Our evolutionary history is full of interspecies sex.
And 700,000 years ago, according to a new study, a population of ancient humans mated with a distinct unknown population that had separated from other human species at least 1 million years prior.
"This continues the story that we've been seeing in studies throughout the past decade: There's lots more interbreeding between lots of human populations than we were aware of ever before," Alan Rogers, an anthropologist and the lead author of the new study, told Business Insider.

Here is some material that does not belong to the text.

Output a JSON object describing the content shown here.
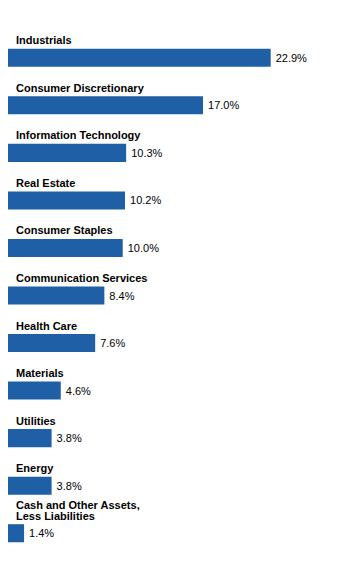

"This discovery has pushed the time depth of those interbreedings much further back."
According to his team's research, published today in the journal Science Advances, the newly discovered interbreeding event took place in Eurasia, and it represents the earliest known example of mating between different populations of ancient humans.
The analysis, which compared DNA from Neanderthals, Denisovans, and modern humans from Europe and Africa, lends further credence to the idea that our ancestors' genes (and our own) came from myriad sources.
The oldest episode of interbreeding in the anthropological record
Then a 2018 study showed that Denisovans – which disappeared about 50,000 years ago – passed on some of their genes to Homo sapiens.
But the interbreeding event that Rogers and his colleagues found was far, far older. In that case, a group of humans who were ancestors of both Neanderthals and Denisovans (the study authors nicknamed them "neandersovans") interbred with their predecessor species about 744,000 years ago.
Those predecessors, in turn, were part of a "superarchaic" group in Eurasia that was between 20,000 and 50,000 people in size.
A major implication of the study, then, is that human populations migrated from Africa to Eurasia three times during our long evolutionary history: once 1.9 million years ago, again 700,000 years ago, and then a final time 50,000 years ago.
The first of these waves involved the "superarchaics." Then the neandersovans followed 700,000 years ago; they likely separated from the modern human lineage before they migrated north, the study said.
As that second wave of ancestors moved into Eurasia, the researchers wrote, they likely "interbred with indigenous Eurasians, largely replaced them, and separated into eastern and western subpopulations – Denisovans and Neanderthals."
Then many hundreds of thousands of years later, modern humans left Africa, interbreeding with Neanderthals – and eventually Denisovans – as they spread through Eurasia.
"These same events unfolded once again around 50,000 years ago as modern humans expanded out of Africa and into Eurasia, largely replacing the Neanderthals and Denisovans," the study authors wrote.
A population of 'superarchaic humans'
Rogers' team's discovery came after they compared publicly available modern human DNA with ancient DNA. The analysis showed at least four watershed moments in which genetic material passed from one human species to another over the past 1 million years.
Three of those moments matched the results of other studies. But the oldest instance was a new find.
In addition to representing the oldest evidence of human interbreeding on record, the finding is also surprising because the two populations that mated were far less closely related than other human groups previously known to have interbred.
Whereas modern humans and Neanderthals had been on separate branches of the evolutionary tree for about 750,000 years when they interbred, the newly discovered population and the neandersovans had been separated for more than 1 million years.
Several mysteries remain, however. Rogers' team isn't sure what ancient species the superarchaic population belonged to.
All they know is genetic evidence suggests the superarchaics separated from our human lineage about 2 million years ago and that ancient humans were living in Eurasia at the time the species separation occurred.
"We've got fossil evidence of humans in Eurasia that dates back to 1.85 million years old," Rogers said.
At least two groups of human species, or taxa, lived in Eurasia during the time the superarchaics broke off from our lineage. One, Homo erectus, was the first of our ancestors to walk upright
. The other possible taxon was Homo erectus' younger cousin, Homo antecessor, which inhabited modern-day Spain.
"Any of those taxa might be the superarchaics," Rogers said. "Or they might be some taxon we don't know about yet."
But regardless of which group the superarchaics belonged to, Rogers said, the new evidence of interbreeding offers a glimpse into an ancient time period that researchers know very little about.
"We're just shedding light on an interval on human evolutionary history that was previously completely dark," he said.